Daniel Humm transformou, em poucos dias, o nova-iorquino “Eleven Madison Park” (três estrelas Michelin e o melhor restaurante do Mundo em 2017, pela lista 50 Best) num centro de produção de cinco mil refeições diárias para os mais necessitados.

Ainda sem saber se ou quando terá condições para reabrir o restaurante, o ‘chef’ garante que este é um trabalho que quer continuar, no futuro. E “agradece” à crise por “apagar as tretas e mostrar o que cada pessoa é”.

“A pandemia é uma enorme chamada de atenção. As coisas não podem continuar como estavam. Tudo se descontrolou, as pessoas eram demasiados egoístas. (…) A pandemia foi necessária para nos fazer voltar aos valores reais, a ter respeito e a apreciar o local onde vivemos”, comentou.

No futuro, considerou, vai deixar de fazer sentido “ter um restaurante sem um propósito maior”.

“Esse não é o caminho em frente”, sustentou Humm.

Devastado por ter despedido cerca de 100 dos seus 280 funcionários, Alex Atala (“D.O.M”, duas estrelas Michelin, São Paulo) descreve a pandemia como o “acordar de um sonho lindo para um pesadelo muito duro”.

“O sonho acabou. Temos de encarar isto de uma forma nova, por isso, eu defendo uma solução coletiva. O pior já aconteceu”, comentou o cozinheiro brasileiro, para quem a solução “não vem dos políticos, mas de todos nós”.

Atala, que tem o Instituto ATÁ, que trabalha com indígenas da Amazónia, relatou que aprendeu com eles a não desperdiçar comida, uma lição que quer ajudar a divulgar.

“Nós nunca deitamos fora dinheiro. Então porque é que deitamos fora comida?”, questionou.

“Tudo começa e acaba. Como atravessamos o rio? Com valores reais: amizade, família, natureza, cuidar do próximo.
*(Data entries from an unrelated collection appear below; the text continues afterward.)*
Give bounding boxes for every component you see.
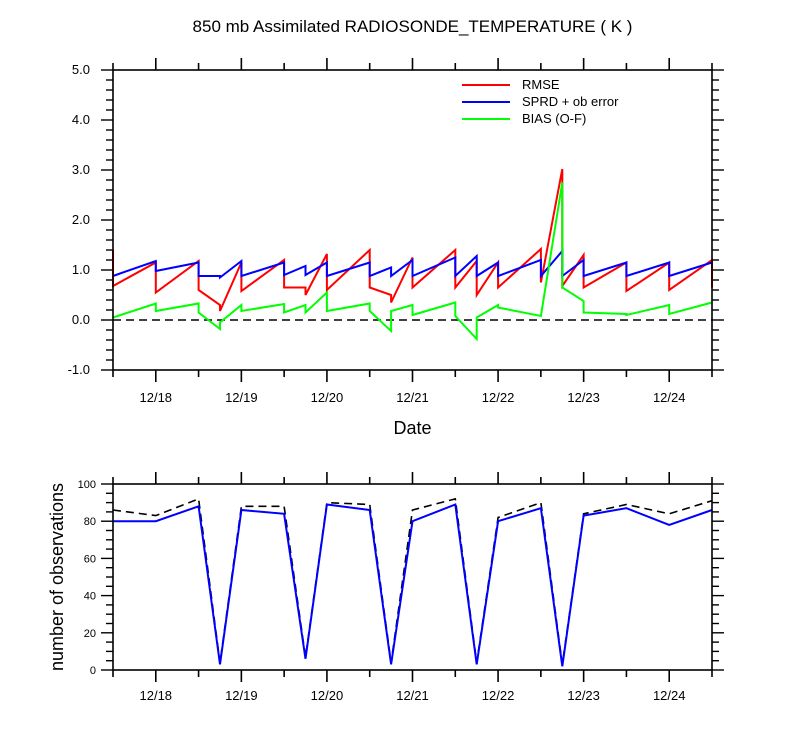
x-tick-label: 12/23 [567,390,600,405]
y-tick-label: 5.0 [72,62,90,77]
x-tick-label: 12/21 [396,688,429,703]
y-tick-label: 3.0 [72,162,90,177]
y-tick-label: 40 [84,591,96,603]
x-tick-label: 12/18 [140,390,173,405]
y-tick-label: 4.0 [72,112,90,127]
x-tick-label: 12/24 [653,390,686,405]
y-tick-label: 1.0 [72,262,90,277]
x-tick-label: 12/19 [225,390,258,405]
legend-label: SPRD + ob error [522,94,619,109]
y-tick-label: 80 [84,516,96,528]
x-tick-label: 12/19 [225,688,258,703]
x-tick-label: 12/22 [482,688,515,703]
x-tick-label: 12/20 [311,688,344,703]
y-tick-label: -1.0 [68,362,90,377]
x-tick-label: 12/24 [653,688,686,703]
y-tick-label: 0.0 [72,312,90,327]
x-tick-label: 12/18 [140,688,173,703]
y-axis-title: number of observations [47,483,67,671]
x-tick-label: 12/20 [311,390,344,405]
series-line-assimilated-observations [113,503,713,667]
series-line-rmse [112,168,713,312]
plot-frame [112,483,713,671]
y-tick-label: 60 [84,553,96,565]
y-tick-label: 20 [84,628,96,640]
chart-title: 850 mb Assimilated RADIOSONDE_TEMPERATUR… [193,17,633,36]
y-tick-label: 2.0 [72,212,90,227]
x-axis-title: Date [393,418,431,438]
x-tick-label: 12/23 [567,688,600,703]
legend-label: BIAS (O-F) [522,111,586,126]
series-line-sprd-ob-error [112,248,713,280]
y-tick-label: 0 [90,665,96,677]
x-tick-label: 12/22 [482,390,515,405]
legend-label: RMSE [522,77,560,92]
top-chart: 850 mb Assimilated RADIOSONDE_TEMPERATUR… [68,17,724,438]
series-line-bias-o-f [112,182,713,342]
plot-frame [112,69,713,371]
y-tick-label: 100 [78,479,96,491]
x-tick-label: 12/21 [396,390,429,405]
bottom-chart: 12/18 12/19 12/20 12/21 12/22 12/23 12/24 0 20 40… [47,472,724,703]
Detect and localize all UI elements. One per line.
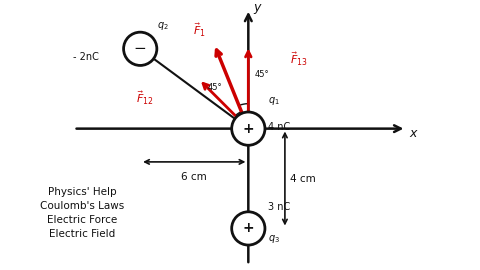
Text: 45°: 45° — [208, 83, 222, 92]
Circle shape — [123, 32, 157, 65]
Text: - 2nC: - 2nC — [73, 52, 98, 62]
Text: Physics' Help
Coulomb's Laws
Electric Force
Electric Field: Physics' Help Coulomb's Laws Electric Fo… — [40, 187, 124, 239]
Circle shape — [232, 212, 265, 245]
Text: 4 nC: 4 nC — [268, 122, 290, 132]
Text: x: x — [409, 127, 417, 140]
Text: $q_1$: $q_1$ — [268, 95, 280, 107]
Text: +: + — [242, 221, 254, 235]
Text: 3 nC: 3 nC — [268, 202, 290, 212]
Circle shape — [232, 112, 265, 145]
Text: $\vec{F}_1$: $\vec{F}_1$ — [193, 21, 206, 39]
Text: 6 cm: 6 cm — [181, 172, 207, 182]
Text: $q_2$: $q_2$ — [157, 20, 168, 32]
Text: $q_3$: $q_3$ — [268, 233, 280, 245]
Text: −: − — [134, 41, 146, 56]
Text: y: y — [253, 1, 261, 14]
Text: +: + — [242, 122, 254, 136]
Text: 45°: 45° — [255, 70, 270, 79]
Text: $\vec{F}_{12}$: $\vec{F}_{12}$ — [136, 90, 154, 107]
Text: 4 cm: 4 cm — [290, 174, 316, 184]
Text: $\vec{F}_{13}$: $\vec{F}_{13}$ — [290, 50, 308, 68]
São esses os ingredientes da nova receita, do novo mundo, da nova sociedade”, afirmou.

Henrique Sá Pessoa (“Alma”, duas estrelas Michelin, em Lisboa) afirmou que a crise uniu a comunidade de ‘chefs’, que hoje falam entre si para trocar informações sobre as suas realidades.
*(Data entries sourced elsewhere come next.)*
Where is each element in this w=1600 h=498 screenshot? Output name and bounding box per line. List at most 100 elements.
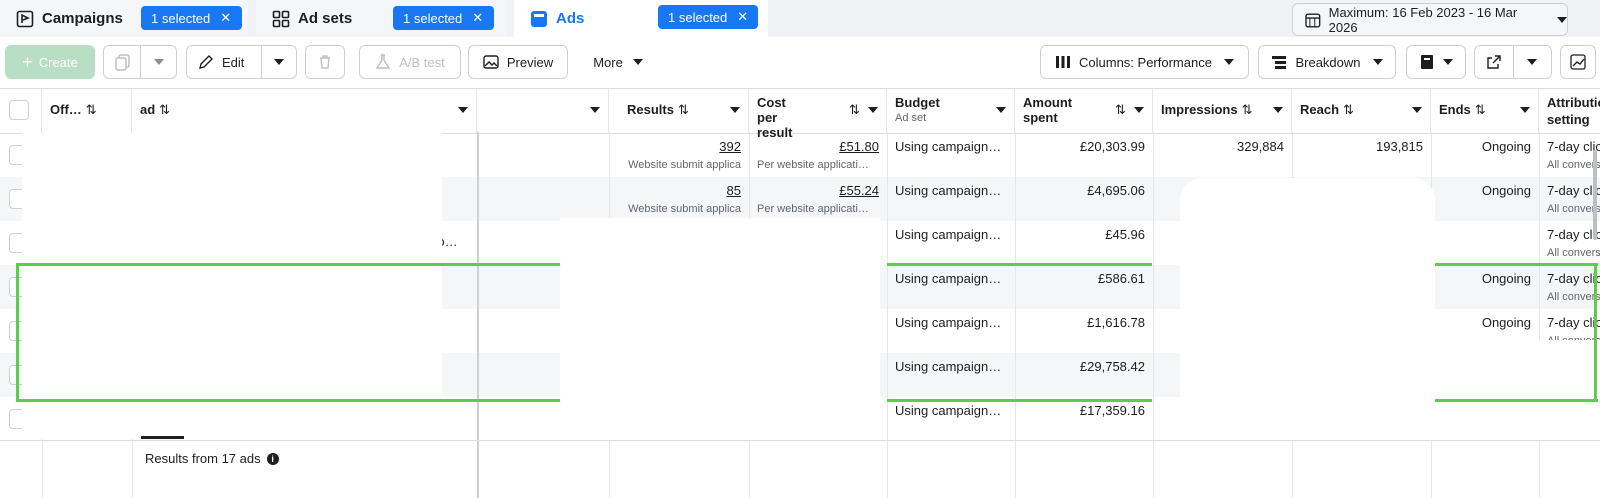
chevron-down-icon xyxy=(1223,59,1234,65)
tab-ads[interactable]: Ads 1 selected ✕ xyxy=(514,0,768,37)
sort-icon[interactable]: ⇅ xyxy=(159,102,171,117)
header-results[interactable]: Results ⇅ xyxy=(609,89,749,133)
duplicate-button[interactable] xyxy=(103,45,177,79)
export-button[interactable] xyxy=(1474,45,1552,79)
results-value[interactable]: 85 xyxy=(726,183,741,198)
preview-button[interactable]: Preview xyxy=(468,45,568,79)
adsets-selected-text: 1 selected xyxy=(403,10,463,26)
attribution-sub: All convers xyxy=(1547,291,1600,303)
sort-icon[interactable]: ⇅ xyxy=(849,102,860,117)
highlight-line xyxy=(16,399,560,402)
cost-per-result-value[interactable]: £51.80 xyxy=(839,139,879,154)
highlight-line xyxy=(1435,399,1598,402)
breakdown-button[interactable]: Breakdown xyxy=(1258,45,1396,79)
more-button[interactable]: More xyxy=(580,45,656,79)
ads-selected-text: 1 selected xyxy=(668,9,728,25)
ends-value: Ongoing xyxy=(1481,183,1531,198)
header-off-on[interactable]: Off… ⇅ xyxy=(42,89,132,133)
campaigns-selected-pill[interactable]: 1 selected ✕ xyxy=(141,6,242,30)
chevron-down-icon[interactable] xyxy=(996,107,1006,113)
highlight-line xyxy=(1594,263,1597,402)
close-icon[interactable]: ✕ xyxy=(220,10,232,25)
chevron-down-icon xyxy=(632,59,643,65)
info-icon[interactable]: i xyxy=(266,452,279,465)
header-reach[interactable]: Reach ⇅ xyxy=(1292,89,1431,133)
chevron-down-icon[interactable] xyxy=(868,107,878,113)
redacted-area xyxy=(560,218,880,440)
chevron-down-icon xyxy=(1372,59,1383,65)
chart-toggle-button[interactable] xyxy=(1560,45,1596,79)
breakdown-label: Breakdown xyxy=(1295,54,1361,70)
sort-icon[interactable]: ⇅ xyxy=(1241,102,1253,117)
header-reach-label: Reach xyxy=(1300,102,1340,117)
chevron-down-icon xyxy=(1443,59,1453,65)
divider xyxy=(1513,46,1514,78)
column-divider xyxy=(477,132,479,498)
more-label: More xyxy=(593,54,623,70)
close-icon[interactable]: ✕ xyxy=(737,9,749,24)
pencil-icon xyxy=(199,55,213,69)
redacted-area xyxy=(22,133,442,439)
header-attribution[interactable]: Attribution setting xyxy=(1539,89,1600,133)
chevron-down-icon[interactable] xyxy=(154,59,164,65)
header-budget[interactable]: Budget Ad set xyxy=(887,89,1015,133)
header-cost-per-result[interactable]: Cost per result ⇅ xyxy=(749,89,887,140)
edit-label: Edit xyxy=(222,54,245,70)
tab-campaigns[interactable]: Campaigns 1 selected ✕ xyxy=(0,0,248,37)
trash-icon xyxy=(320,55,330,69)
header-cpr-label: Cost per result xyxy=(757,95,793,140)
ab-test-button[interactable]: A/B test xyxy=(359,45,461,79)
date-range-picker[interactable]: Maximum: 16 Feb 2023 - 16 Mar 2026 xyxy=(1292,3,1568,36)
chevron-down-icon[interactable] xyxy=(274,59,284,65)
tab-ad-sets[interactable]: Ad sets 1 selected ✕ xyxy=(256,0,506,37)
chevron-down-icon[interactable] xyxy=(1527,59,1537,65)
campaigns-selected-text: 1 selected xyxy=(151,10,211,26)
chevron-down-icon[interactable] xyxy=(1273,107,1283,113)
chevron-down-icon[interactable] xyxy=(1412,107,1422,113)
results-summary-label: Results from 17 ads xyxy=(145,451,261,466)
vertical-scrollbar[interactable] xyxy=(1593,150,1597,240)
header-ad-label: ad xyxy=(140,102,156,117)
header-ad[interactable]: ad ⇅ xyxy=(132,89,477,133)
create-button[interactable]: + Create xyxy=(5,45,95,79)
sort-icon[interactable]: ⇅ xyxy=(1115,102,1126,117)
level-tabs: Campaigns 1 selected ✕ Ad sets 1 selected… xyxy=(0,0,1600,37)
delete-button[interactable] xyxy=(305,45,345,79)
adsets-selected-pill[interactable]: 1 selected ✕ xyxy=(393,6,494,30)
close-icon[interactable]: ✕ xyxy=(472,10,484,25)
cost-per-result-value[interactable]: £55.24 xyxy=(839,183,879,198)
ends-value: Ongoing xyxy=(1481,139,1531,154)
chevron-down-icon[interactable] xyxy=(458,107,468,113)
chevron-down-icon[interactable] xyxy=(1134,107,1144,113)
table-row[interactable]: Co… Using campaign… £45.96 7-day clic All co… xyxy=(0,221,1600,265)
chevron-down-icon[interactable] xyxy=(1520,107,1530,113)
column-divider xyxy=(1153,132,1154,498)
attribution-value: 7-day clic xyxy=(1547,139,1600,154)
sort-icon[interactable]: ⇅ xyxy=(1343,102,1354,117)
budget-value: Using campaign… xyxy=(895,359,1002,374)
select-all-checkbox[interactable] xyxy=(9,100,29,120)
columns-button[interactable]: Columns: Performance xyxy=(1040,45,1249,79)
cost-per-result-type: Per website applicati… xyxy=(757,159,869,171)
breakdown-icon xyxy=(1272,56,1287,69)
chevron-down-icon[interactable] xyxy=(590,107,600,113)
edit-button[interactable]: Edit xyxy=(186,45,297,79)
reports-button[interactable] xyxy=(1406,45,1466,79)
sort-icon[interactable]: ⇅ xyxy=(1474,102,1486,117)
header-amount-spent[interactable]: Amount spent ⇅ xyxy=(1015,89,1153,133)
sort-icon[interactable]: ⇅ xyxy=(85,102,97,117)
ads-selected-pill[interactable]: 1 selected ✕ xyxy=(658,5,758,29)
tab-ad-sets-label: Ad sets xyxy=(298,10,353,27)
highlight-line xyxy=(887,399,1152,402)
header-ends-label: Ends xyxy=(1439,102,1471,117)
header-impressions[interactable]: Impressions ⇅ xyxy=(1153,89,1292,133)
header-delivery[interactable] xyxy=(477,89,609,133)
chevron-down-icon[interactable] xyxy=(730,107,740,113)
sort-icon[interactable]: ⇅ xyxy=(677,102,689,117)
tab-ads-label: Ads xyxy=(556,10,585,27)
results-value[interactable]: 392 xyxy=(719,139,741,154)
header-budget-sub: Ad set xyxy=(895,112,927,124)
partial-thumbnail xyxy=(141,436,184,439)
header-ends[interactable]: Ends ⇅ xyxy=(1431,89,1539,133)
attribution-value: 7-day clic xyxy=(1547,227,1600,242)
Para o ‘chef’ português, a necessidade de consumir produtos nacionais vai ser maior, “para apoiar os produtores nacionais e porque vai ser mais difícil importar produtos e isso não vai fazer sentido”.

Algo que, sustentou, “vai mudar a forma como os ‘chefs’ trabalham e criam os seus menus e isso provavelmente ficará após a covid-19”.

Sá Pessoa defendeu que “os ‘chefs’ famosos devem usar a sua exposição para apelar às suas comunidades”, o que José Avillez tem feito no último mês e meio.

O responsável do “Belcanto” (duas estrelas Michelin, Lisboa) tem apoiado a campanha do Governo português “Alimente quem o alimenta” para estimular o consumo dos produtos locais, quando muitos produtores perderam quase todos os seus clientes da hotelaria e da restauração.

Avillez concordou que haverá “uma maior preocupação em comprar produtos locais” e que, neste período de confinamento, os cozinheiros podem ajudar as famílias a cozinhar certos alimentos que podem agora comprar diretamente a estes produtores.

“Daqui a dois meses, quando as pessoas voltarem aos seus trabalhos, vão voltar a precisar dos ‘chefs’. Espero que o Governo perceba quão importantes são os restaurantes para a sociedade, não só pelos empregos que dão, mas também pelos empregos indiretos”, sustentou.

Depois “destes tempos difíceis”, será altura de se perceber “o que se aprendeu e o que se pode fazer melhor”, defendeu José Avillez, que tem uma certeza: “O que não nos mata, torna-nos mais fortes”.